Pays indépendant avant son annexion, Madagascar a eu une(e) souverain(e) et un gouvernement reconnus sur le plan international, tout en pratiquant la démocratie. Sous les dernières reines, le Premier ministre qui centralise tous les pouvoirs, est assisté de nombreux conseillers.
Dans les grandes occasions, le peuple est convoqué et le monarque expose- en personne ou par la voix du Premier ministre ou d'un porte-parole- la question pour laquelle il veut son approbation et son appui. Et l'assistance est invitée à exprimer librement son opinion.
Vers 1702, par exemple, le grand monarque Andriamasinavalona convie le peuple à un grand kabary (assemblée) sur la place d'Andohalo pour lui annoncer sa décision de partager son royaume entre ses quatre fils. Quelle séance houleuse où son conseiller Andriamampandry s'élève avec véhémence contre ce projet royal!

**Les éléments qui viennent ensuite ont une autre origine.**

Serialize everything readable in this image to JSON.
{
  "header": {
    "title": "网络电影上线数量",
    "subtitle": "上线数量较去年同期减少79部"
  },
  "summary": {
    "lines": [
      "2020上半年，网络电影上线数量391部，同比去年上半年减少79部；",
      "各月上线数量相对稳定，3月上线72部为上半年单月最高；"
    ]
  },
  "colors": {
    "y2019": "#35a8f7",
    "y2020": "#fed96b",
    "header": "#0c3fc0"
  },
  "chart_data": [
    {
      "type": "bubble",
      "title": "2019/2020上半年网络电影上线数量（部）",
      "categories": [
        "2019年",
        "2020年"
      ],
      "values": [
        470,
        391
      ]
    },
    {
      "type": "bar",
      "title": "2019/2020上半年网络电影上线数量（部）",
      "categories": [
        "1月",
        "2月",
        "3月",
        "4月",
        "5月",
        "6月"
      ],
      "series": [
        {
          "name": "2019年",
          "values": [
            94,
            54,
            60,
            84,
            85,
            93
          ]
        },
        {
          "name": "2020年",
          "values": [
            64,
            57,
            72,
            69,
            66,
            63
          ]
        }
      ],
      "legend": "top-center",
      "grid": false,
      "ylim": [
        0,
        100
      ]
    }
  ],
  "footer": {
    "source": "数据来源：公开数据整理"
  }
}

Durant le règne du grand Andrianampoinimerina, «son» peuple est régulièrement convoqué aux kabary royaux qui se tiennent souvent à Andohalo. On peut même parler d'états-généraux, car chaque population des territoires imériniens, par la voix de son chef et représentant, peut proposer ce qu'elle juge sage. Un Conseil de 70 « vadintany supérieurs » assiste le roi et délibère sur toutes les affaires importantes. De leur côté, les « vadintany inférieurs », sorte de délégués cantonaux, examinent les questions locales et constituent un échelon intermédiaire entre le pouvoir central et les administrés.
Les administrés sont eux-mêmes organisés en fokonolona, collectivités au sein desquelles ils décident de la meilleure manière d'assurer une vie sociale et économique d'entraide et de justice. C'est encore au cours des grands kabary à Andohalo qu'Andrianam-poinimerina soumet au peuple l'ordre de succession au trône et sa décision de condamner ses fils Rabodo-lahy et Ramavolahy qui ont voulu, séparément, le tuer.

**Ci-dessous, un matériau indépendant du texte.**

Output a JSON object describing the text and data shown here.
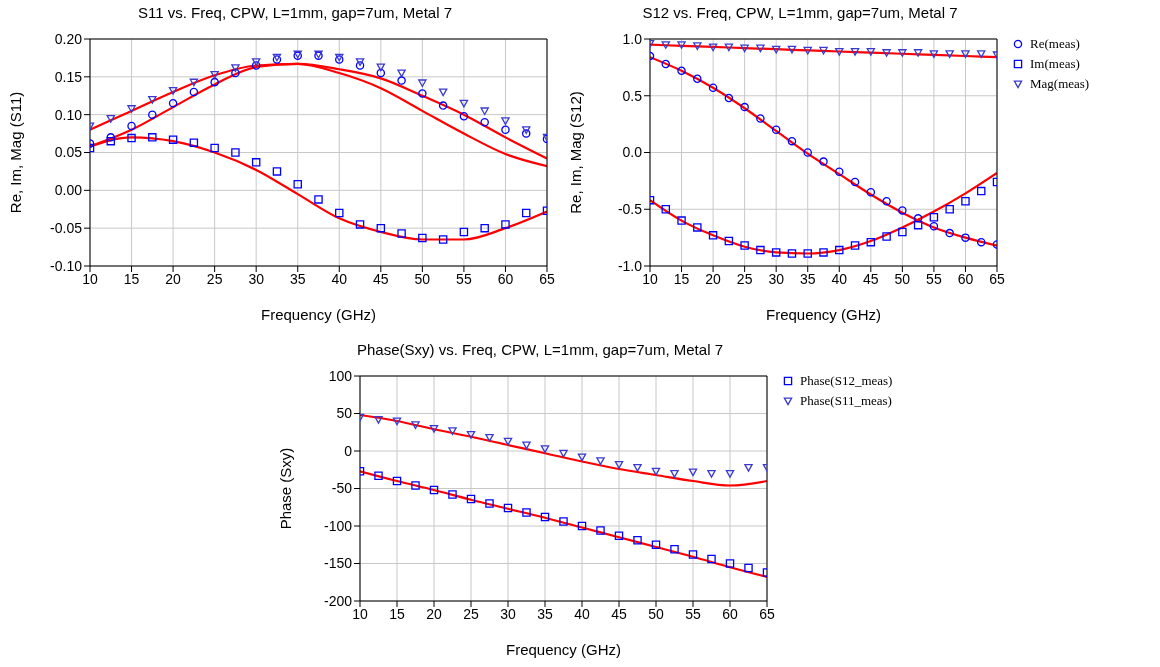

Au cours d'une cérémonie identique, son fils préféré et successeur, Radama, proclame la réalisation du rêve de son illustre père: faire de la mer la frontière de ses États. Peu après et fort de l'approbation enthousiaste de son peuple, il entreprend une vaste réorganisation intérieure. C'est ainsi que, décidant la séparation du pouvoir judiciaire et du pouvoir administratif, il confie la judicature suprême aux « andriambaventy », supprime l'épreuve du tanguin et introduit l'enseignement occidental dans son royaume.
En 1868, l'avènement de Ranavalona II donne également lieu à un grand rassemblement populaire où les chefs merina et les vassaux des régions côtières prennent successivement la parole. C'est à cette majestueuse cérémonie que le Premier ministre Rainilaiarivony prononce, raconte-t-on, le meilleur discours de toute sa carrière d'orateur.
Plus tard, au début du XXe siècle, lorsqu'est passée la période de pacification, le général Joseph Gallieni se penche sur le problème de la représentation et édicte le décret du 9 mars 1902, relatif aux fokonolona. C'est cette organisation qui, avec quelques retouches de détail, subsiste jusqu'à la refonte totale décidée par le décret du 9 novembre 1944.
Durant cette période, on essaie avec plus ou moins de succès de mobiliser la population à travers les « mpiadidy »- sorte d'adjoint du chef de canton qui joue le rôle de courroie de transmission entre les administrés et lui- et de les enrôler dans des coopératives.
Le texte de 1944 réorganise les collectivités et s'appuie sur le principe essentiel que « les populations indigènes doivent être associées à notre gestion (française), à nos initiatives et, pour tout dire, à notre action par l'intermédiaire de leurs représentants naturels » (Louis Rakotomalala).
Ces intermédiaires naturels doivent être « sortis de l'ombre » car, selon le gouverneur général de Saint-Mart, « s'ils restent à l'écart, c'est qu'ils sont encore à cette conception primitive que l'Administration est faite pour commander et la masse pour obéir sans qu'elle ait à dire son mot... Le jour où ils comprendront que nous voulons les associer à notre gestion et que nous attendons d'eux autre chose qu'un acquiescement résigné à nos décisions, leur intérêt pour la chose publique ne manquera pas de s'affirmer ».
L'indépendance recouvrée, les fokonolona sont réorganisés assez régulièrement en fonction des idéologies à la mode, prônées par les régimes qui se succèdent au pouvoir, et représentés par des élus aux couleurs politiques bien marquées. On ne sait finalement si ces restructura-tions successives favorisent réellement l'implication de la population dans la gestion de sa circonscription.